Nintendo Switch uses a modified FreeBSD operating system. A recent post, here, talked about the lack of use of FreeBSD and no one switches to FreeBSD. Another update of an example of a company that, just five years ago, built another new product around FreeBSD.



> The Nintendo Switch had a relatively strong holiday quarter, with 10.67 million units shipped between October and December despite the global semiconductor shortage. That brings the system’s lifetime total to 103.54 million units shipped, meaning it took just under five years to overtake the Wii’s 101.63 million.


----------



## CuatroTorres (Feb 5, 2022)

Somewhere, I read that Nintendo Switch is not really based on FreeBSD[1]. It seemed official. The article doesn't mention anything about it. I'll try to find my reading [done], while you could indicate the source about the relationship between the company with the operating system, if you have one. Thanks.
By the way, the Wii was a resounding failure.

[1]: 








						Nintendo Switch system software - Wikipedia
					






					en.wikipedia.org


----------



## zirias@ (Feb 5, 2022)

That's of course because of the huge crowd of FreeBSD fans among gamers


----------



## Menelkir (Feb 5, 2022)

CuatroTorres said:


> Somewhere, I read that Nintendo Switch is not really based on FreeBSD. It seemed official. The article doesn't mention anything about it. I'll try to find my reading, while you could indicate the source about the relationship between the company with the operating system, if you have one. Thanks.
> By the way, the Wii was a resounding failure.


Yes, horizon (the switch OS) it's a microkernel with some extra chimichangas. To be more exact, Horizon is pretty much an evolution of 3DS System Software, which is not a FreeBSD based OS either.


----------



## CuatroTorres (Feb 5, 2022)

Zirias said:


> That's of course because of the huge crowd of FreeBSD fans among gamers



_It's the license, friend!_


----------



## zirias@ (Feb 5, 2022)

CuatroTorres said:


> _It's the license, friend!_


Oh, the irony 

The license is a possible reason for companies to pick (Free)BSD as a base for their product, sure. Not so much one for success of this product at the market. Besides that, my remark wasn't all too serious


----------



## drhowarddrfine (Feb 5, 2022)

Apparently it's not while parts of FreeBSD are an important part of the Horizon operating system though this information is from reverse engineering only and not any inside information.

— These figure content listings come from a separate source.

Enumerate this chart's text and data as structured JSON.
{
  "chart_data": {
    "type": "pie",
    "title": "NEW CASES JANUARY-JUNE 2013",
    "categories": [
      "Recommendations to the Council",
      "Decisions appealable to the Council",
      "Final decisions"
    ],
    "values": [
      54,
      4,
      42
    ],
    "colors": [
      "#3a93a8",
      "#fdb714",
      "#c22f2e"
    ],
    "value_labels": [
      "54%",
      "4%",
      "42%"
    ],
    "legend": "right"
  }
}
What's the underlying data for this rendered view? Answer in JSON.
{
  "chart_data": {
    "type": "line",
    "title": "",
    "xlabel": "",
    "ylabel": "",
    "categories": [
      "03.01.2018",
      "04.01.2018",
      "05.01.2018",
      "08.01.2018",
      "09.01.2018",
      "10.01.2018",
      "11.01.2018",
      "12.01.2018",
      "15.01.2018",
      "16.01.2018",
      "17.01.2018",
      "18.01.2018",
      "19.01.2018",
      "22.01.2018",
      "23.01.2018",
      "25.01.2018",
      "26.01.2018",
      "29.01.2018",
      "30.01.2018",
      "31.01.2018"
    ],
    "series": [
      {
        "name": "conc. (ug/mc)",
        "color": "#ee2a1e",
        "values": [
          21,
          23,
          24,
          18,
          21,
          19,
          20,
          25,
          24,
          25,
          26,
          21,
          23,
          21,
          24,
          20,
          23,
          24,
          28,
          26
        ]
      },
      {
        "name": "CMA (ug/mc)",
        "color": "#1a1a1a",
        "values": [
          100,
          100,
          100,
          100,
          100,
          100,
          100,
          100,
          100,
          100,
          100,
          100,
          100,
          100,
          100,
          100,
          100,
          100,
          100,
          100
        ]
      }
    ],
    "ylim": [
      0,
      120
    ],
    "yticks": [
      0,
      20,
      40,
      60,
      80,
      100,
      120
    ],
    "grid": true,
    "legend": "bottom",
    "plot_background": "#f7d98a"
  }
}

> Horizon is not largely derived from FreeBSD code, nor from Android, although the software licence[14] and reverse engineering efforts[15][16] have revealed that *Nintendo does use some code* from both in some system services and drivers. For example, *the networking stack in the Switch OS is derived at least in part from FreeBSD* code.[15] Nintendo's use of FreeBSD networking code is legal as it is made available under the permissive BSD licence, and not even particularly unusual – notably, the Microsoft Windows TCP/IP stack was originally derived from BSD code in a similar fashion.


----------



## CuatroTorres (Feb 5, 2022)

There are many other systems, if they chose FreeBSD it will be on its own merits of course.


----------